Unidentified Analyst: And then, when you – of the $1.6 billion, I guess you put that $1.6 billion in different buckets. One bucket would be purchase orders and production. And then it goes from there all the way to perhaps just some new program that’s just kind of been talked about, but you haven’t really – no, I guess if it’s committed, it’d have to be committed to be part of the qualified, right?
Gene Sheridan: No, qualified as to meet [ph] the criteria set. So it’s a committed production program, not committed to us, but the customer is committed to going to production. We have a good technical fit. We have a strong value prop and high interest to use our product. But let me clarify too, it’s a development pipeline. So once the products go to production, we actually remove them from the pipeline. So it’s from the first qualification stage, committed production with high interest in technical fit to our product through to preproduction. Once it goes to production, we then count that in our production forecast. So for that number to grow, the number of additional programs going into the pipeline needs to exceed those products that are going from the pipeline into production.

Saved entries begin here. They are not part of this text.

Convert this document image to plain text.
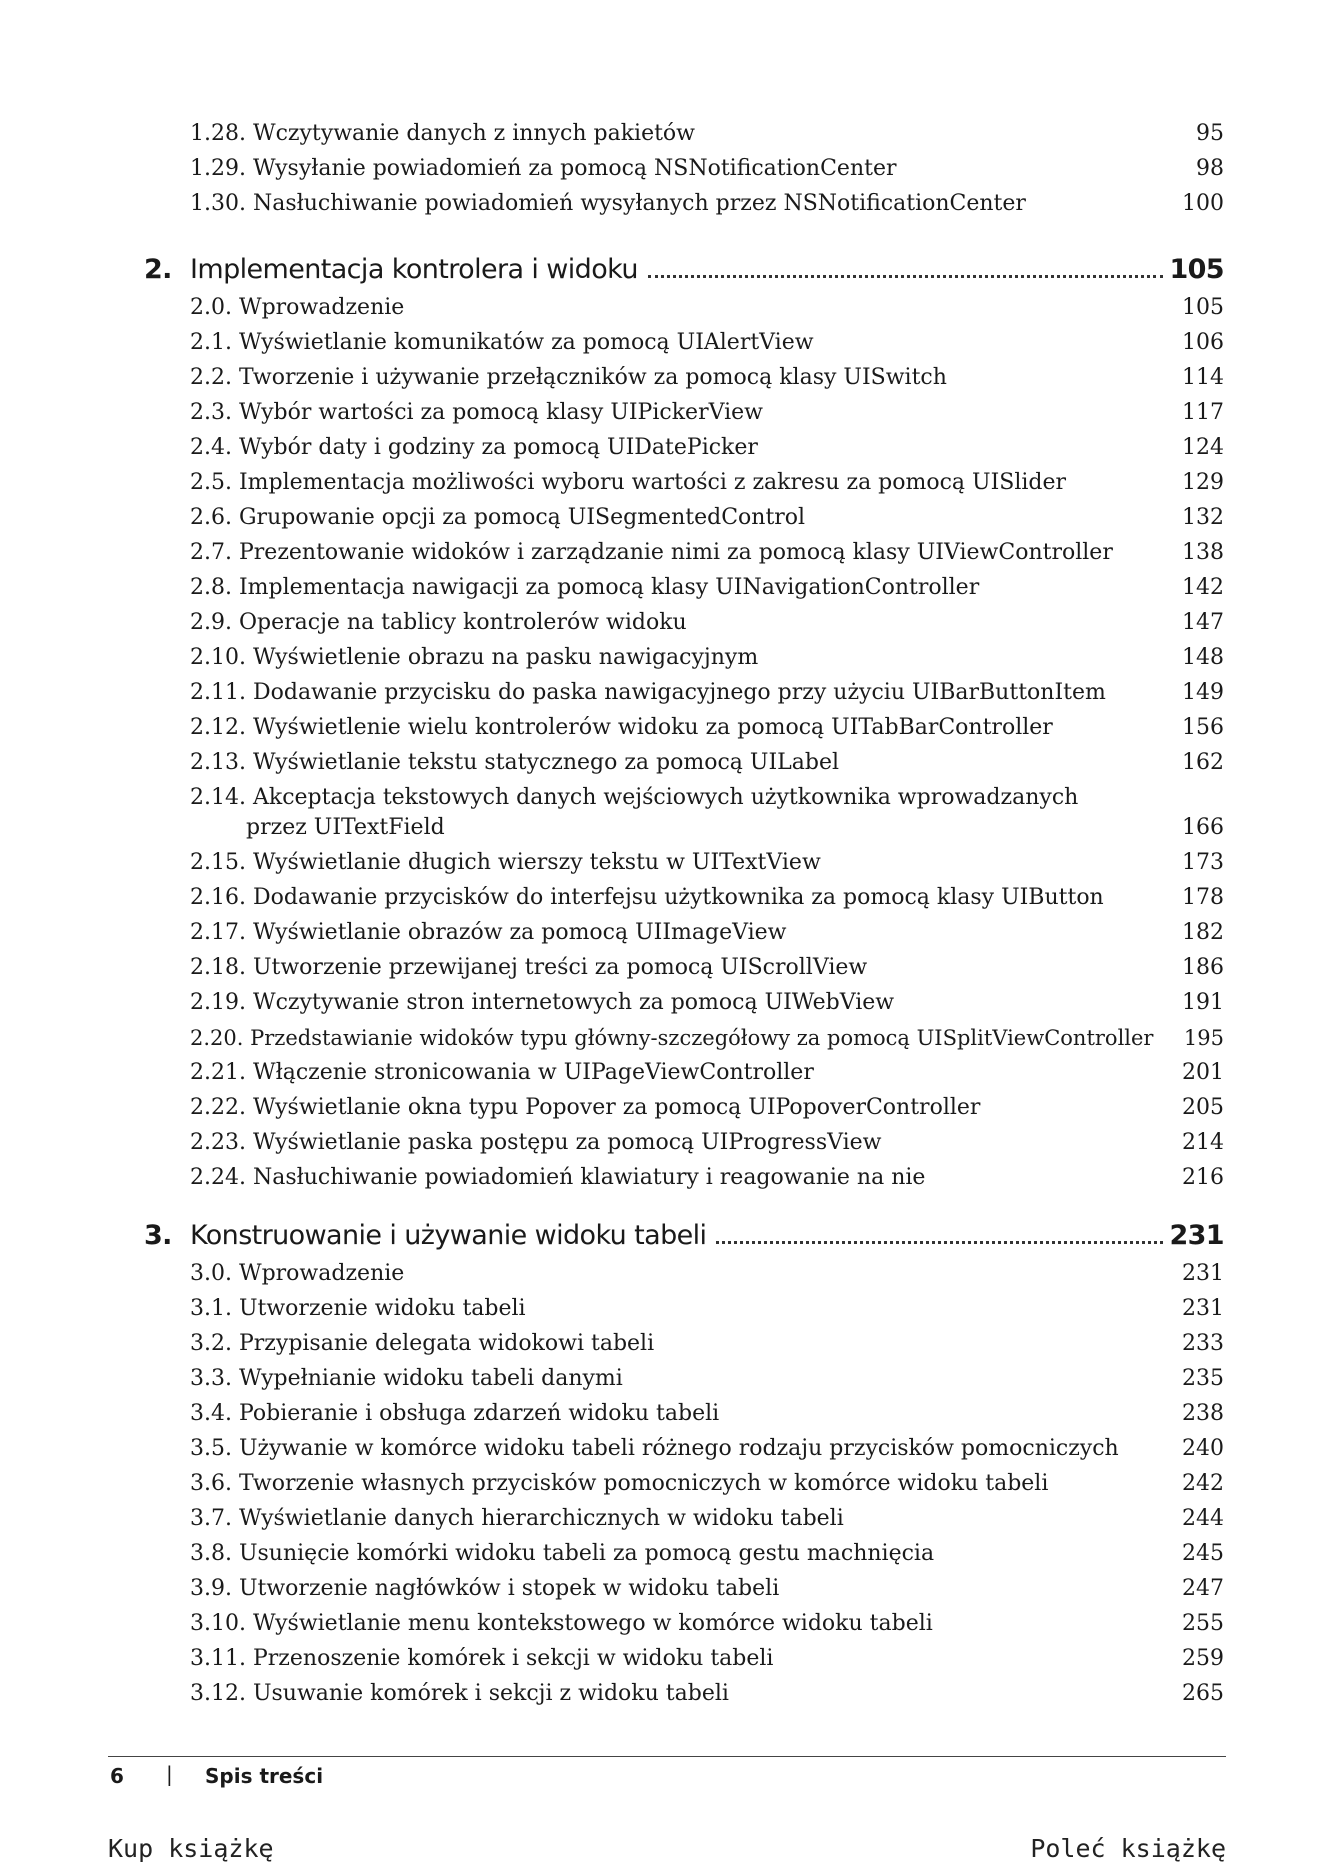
1.28. Wczytywanie danych z innych pakietów	95
1.29. Wysyłanie powiadomień za pomocą NSNotificationCenter	98
1.30. Nasłuchiwanie powiadomień wysyłanych przez NSNotificationCenter	100
2. Implementacja kontrolera i widoku	105
2.0. Wprowadzenie	105
2.1. Wyświetlanie komunikatów za pomocą UIAlertView	106
2.2. Tworzenie i używanie przełączników za pomocą klasy UISwitch	114
2.3. Wybór wartości za pomocą klasy UIPickerView	117
2.4. Wybór daty i godziny za pomocą UIDatePicker	124
2.5. Implementacja możliwości wyboru wartości z zakresu za pomocą UISlider	129
2.6. Grupowanie opcji za pomocą UISegmentedControl	132
2.7. Prezentowanie widoków i zarządzanie nimi za pomocą klasy UIViewController	138
2.8. Implementacja nawigacji za pomocą klasy UINavigationController	142
2.9. Operacje na tablicy kontrolerów widoku	147
2.10. Wyświetlenie obrazu na pasku nawigacyjnym	148
2.11. Dodawanie przycisku do paska nawigacyjnego przy użyciu UIBarButtonItem	149
2.12. Wyświetlenie wielu kontrolerów widoku za pomocą UITabBarController	156
2.13. Wyświetlanie tekstu statycznego za pomocą UILabel	162
2.14. Akceptacja tekstowych danych wejściowych użytkownika wprowadzanych
przez UITextField	166
2.15. Wyświetlanie długich wierszy tekstu w UITextView	173
2.16. Dodawanie przycisków do interfejsu użytkownika za pomocą klasy UIButton	178
2.17. Wyświetlanie obrazów za pomocą UIImageView	182
2.18. Utworzenie przewijanej treści za pomocą UIScrollView	186
2.19. Wczytywanie stron internetowych za pomocą UIWebView	191
2.20. Przedstawianie widoków typu główny-szczegółowy za pomocą UISplitViewController 195
2.21. Włączenie stronicowania w UIPageViewController	201
2.22. Wyświetlanie okna typu Popover za pomocą UIPopoverController	205
2.23. Wyświetlanie paska postępu za pomocą UIProgressView	214
2.24. Nasłuchiwanie powiadomień klawiatury i reagowanie na nie	216
3. Konstruowanie i używanie widoku tabeli	231
3.0. Wprowadzenie	231
3.1. Utworzenie widoku tabeli	231
3.2. Przypisanie delegata widokowi tabeli	233
3.3. Wypełnianie widoku tabeli danymi	235
3.4. Pobieranie i obsługa zdarzeń widoku tabeli	238
3.5. Używanie w komórce widoku tabeli różnego rodzaju przycisków pomocniczych	240
3.6. Tworzenie własnych przycisków pomocniczych w komórce widoku tabeli	242
3.7. Wyświetlanie danych hierarchicznych w widoku tabeli	244
3.8. Usunięcie komórki widoku tabeli za pomocą gestu machnięcia	245
3.9. Utworzenie nagłówków i stopek w widoku tabeli	247
3.10. Wyświetlanie menu kontekstowego w komórce widoku tabeli	255
3.11. Przenoszenie komórek i sekcji w widoku tabeli	259
3.12. Usuwanie komórek i sekcji z widoku tabeli	265
6 | Spis treści
Kup książkę	Poleć książkę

Unidentified Analyst: Okay. Yeah, that’s remarkable. Thanks so much.
Gene Sheridan: One other clarification too, Richard, it’s a lifetime estimate. So that’s not an annual revenue. The lifetime of these programs were trying to be super conservative. Some could in theory last 5 or 10 years, but we don’t want to be too optimistic. So we generally assume about a 3- or 4-year lifetime for the more industrial markets, and mobile consumer we assume they run for about one year. So you have to factor in the lifetime of the product when you’re thinking about how that might translate into our revenue in future periods.
Unidentified Analyst: Great. It’s great. Thank you.
Gene Sheridan: You bet. Thanks, Richard.
Operator: Your next question comes from the line of Richard Shannon with Craig-Hallum. Please go ahead.
Richard Shannon: Hi, guys. Thanks for taking my question as well. Maybe I’ll focus on one of the markets that’s doing relatively better right now being in the mobile space here. I think a couple of quarters ago, or maybe it was more than two, you talked about a couple of your charger customers committing to like 30% usage of GaN here with higher levels of power. Your conversations you’re having with both aftermarket guys and I guess, more importantly, on the OEM side here, what do you think in terms of commitment to ramp with the higher 65-watt and above? I mean, I can tell you from my perspective having multiple Navitas gifted chargers in my possession looking at one of them right here, I mean the value proposition is so high, it seems like it would be a fairly fast conversion. So what do you get in a sense in terms of those conversations and what’s their pushback or delay in committing to something like that?